Ecuadorian President Guillermo Lasso proposed to build the integration of Latin American countries on the principle of the European Union. With a corresponding statement he made on September 18 at the opening of the summit of the Community of Latin America and the Caribbean (CELAC). His words are quoted by the website of the Ecuadorian government.
According to Lasso, each country in the region must learn to perceive the problems of other states as their own.
He believes that cooperation between Latin American countries should be arranged more pragmatically, with an emphasis on economic relations, rather than political differences, since this will allow the creation of a common market and “build up wealth.”
This, the Ecuadorian leader believes, will help the bloc countries in the future to gain the attention of the rest of the world, as well as political influence.

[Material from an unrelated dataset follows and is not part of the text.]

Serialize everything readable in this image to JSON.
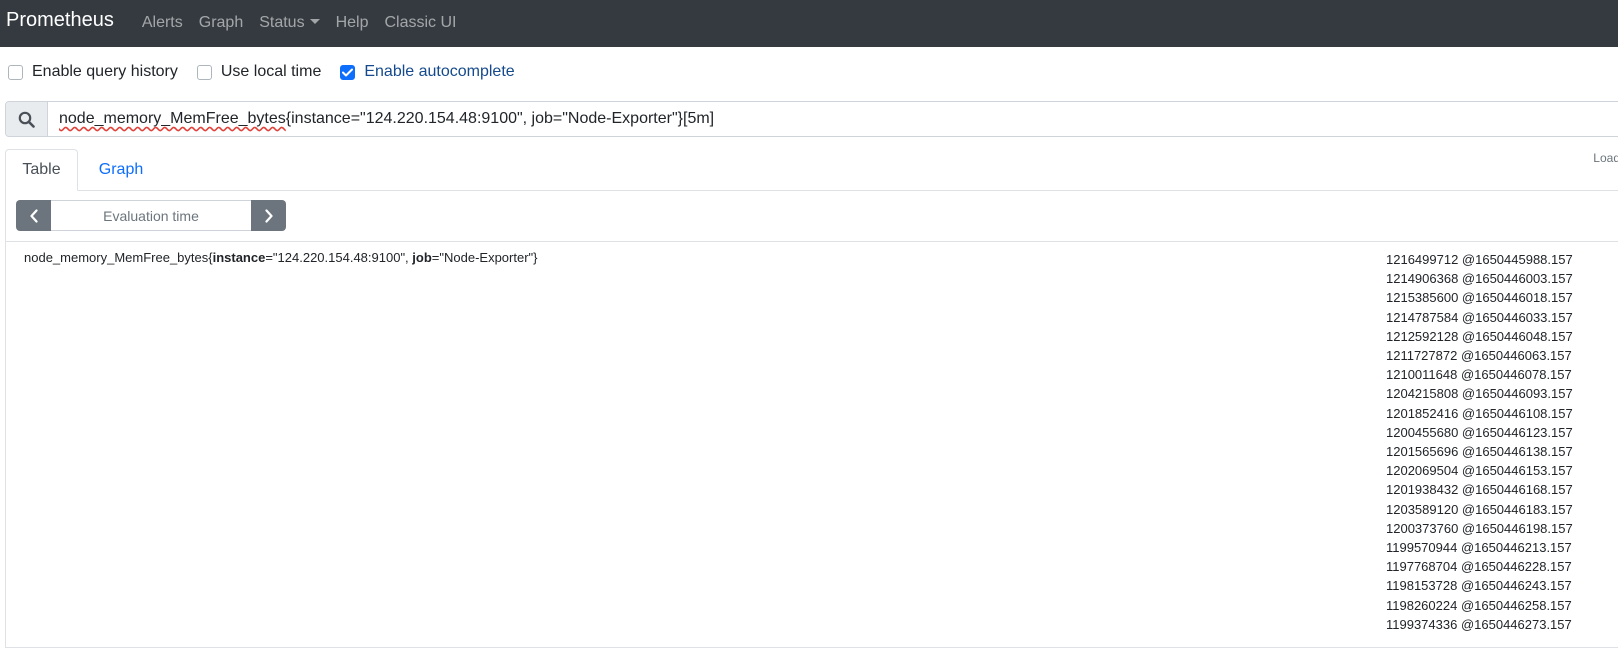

“When the world feels the roar of the engines of our union and realizes that we really use all our cultural values and strengths, it will listen to us. The voice of our economic growth will sound more eloquent and convincing than any joint statement we make. “, – said Lasso.
As an example, he stated that the countries of the Economic Commission for Latin America and the Caribbean (ECLAC), which, in addition to the states of the region include the United States, Canada and a number of EU members, managed to get more than 80% of their citizens vaccinated against COVID-19.
“It shows what happens when we talk and cooperate, regardless of the ideological club or party etiquette.”, – he concluded.
Lasso took office as President of Ecuador on May 24, 2021. The head of the Latin American state noted that he was going to closely integrate the country into the international trading system through the development of bilateral relations with key countries and regional integration.
CELAC was founded in 2011 in Venezuela, the community unites all the countries of South and North America, except for the USA and Canada.
ECLAC members are 33 states of Latin America and the Caribbean, as well as 11 countries in Europe, Asia and North America, including the USA, Great Britain, France, the Netherlands and Canada.